Dans un environnement où se multiplient les prises de paroles sur les aspects délétères de la solitude, la désindividualisation des comportements touche progressivement les cadres de vie. Alors qu’en 2014 le nombre de célibataires (124 millions) a dépassé le nombre de gens mariés aux Etats-Unis – tendance qui tend à se vérifier dans les pays occidentaux – le co-living gagne diligemment du terrain. En témoigne le Wohnprojekt (2014) à Vienne, beaucoup médiatisé, et plus récemment les concepts de « Hackerspaces » – laboratoires ouverts – à disposition des entrepreneurs qui a inspiré la construction prochaine de 100 appartements partagés à la Station F.
Un concept repris par des cabinets de « wise architecture » comme Andersson Wise (Texas), Schneller Caminada Architect (Suisse), Wise Architecture ou HKL Studio (Japon) qui évoquent un design plus familier et une relation plus sensible au matériau et aux spécificités locales, géographiques et climatiques.
En France, Arkhenspaces se positionne avec une approche aussi subtile de l’ar(t)chitecture – entre art, technique et sociologie – mais plus pragmatique et plus proche des centres villes, pour répondre à cette situation démographique nouvelle, l’avancée du Global Aging, mais aussi un nouveau désir de fluidité, d’affects et de partage, plus enclin à la suppression des murs de la vie privée.
L’horizontalité au cœur du new relationnalisme
Le partage est devenu une norme et s’inscrit aujourd’hui dans les habitudes de consommation d’une population de plus en plus large.
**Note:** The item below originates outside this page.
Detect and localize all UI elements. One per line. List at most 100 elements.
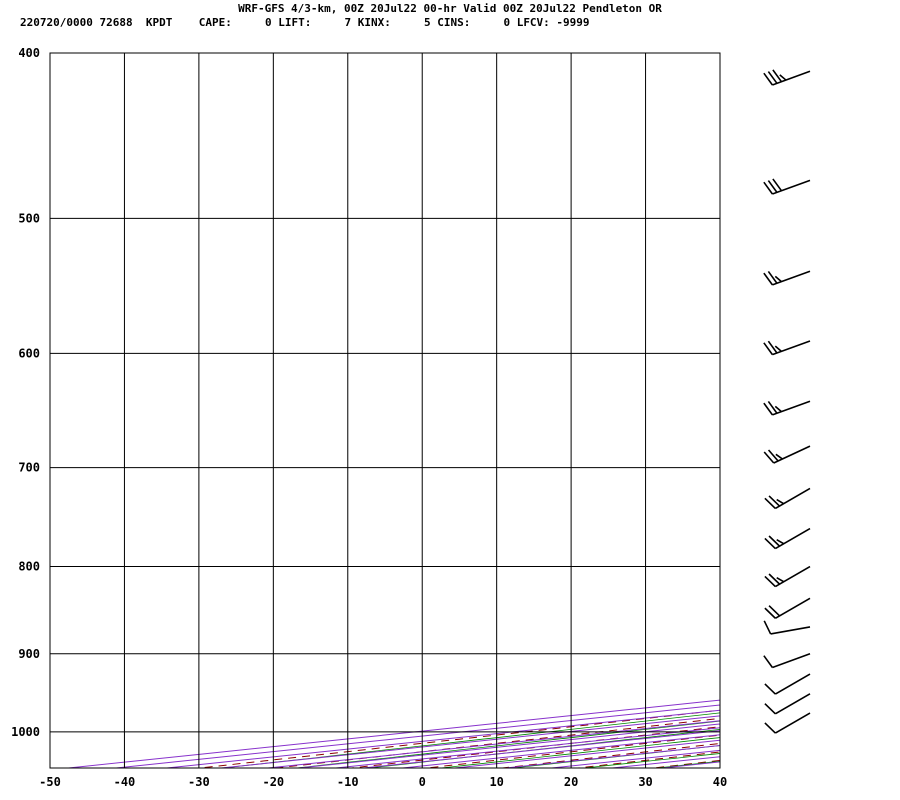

PwC estime d’ailleurs que le marché de l’économie collaborative devrait atteindre 335 milliards de dollars à l’horizon 2025. Et ce marché de masse devient un marché de multi niches interconnecté.
Si l’expérience – nouveau buzzword et nouvelle chose – cherche encore ses formes propres, la mise en relation de tous et de tout montre aussi l’attachement à un nouvel art de vivre – basé sur la collaboration et la réinterprétation du « smart » – qui s’éloigne de la vision d’un solutionisme purement technologique pour aller vers un sens plus large, axé sur la sagesse et l’émotion.
Dans ce contexte, créer les conditions à la fois de la sérendipité, c’est-à-dire de la surprise constante, et de l’altérité – nouvelle lubie de cette horizontalité – devient un impératif de désirabilité plus important encore que la personnalisation. Un espace qui sait laisser une place pour l’énigme – et où la notion de « bien-être » surpasse celle de « confort », car moins formatée.
Les sociologues parlent de « new relationalisme » où le « nous », le sensible et communautaire – version nouvelle du Temps des Tribus – prennent le pas sur la privacy. Phénomène qui s’inscrit dans le renforcement des pratiques du « co » autour d’un lifestyle global réfléchi, plutôt que de réflexes comportementaux.
En témoigne des projets expérimentaux autour du mode de travail, comme OpenStructures, qui s’inspire des méthodes de construction des softwares pour proposer un mode de construction « ad hocratique », entièrement modulaire et horizontal, où tout le monde design pour tout le monde.
Du coté des services de mobilité (MaaS), après la mode des « communautés d’expériences » cet état d’esprit est boosté par le nouveau niveau de confiance que propose la blockchain. Un élément qui a trouvé sa place dans le business model de Padam et La’Zooz (Israël) pour en faire un moyen d’aller plus loin dans l’ouverture, la décomplexion et le mélange des usagers.
Preuve qu’à la perspective « smart city », cette mise en relation de tous et de tout ouvre la porte à un processus créatif vernaculaire, divers et inclusif.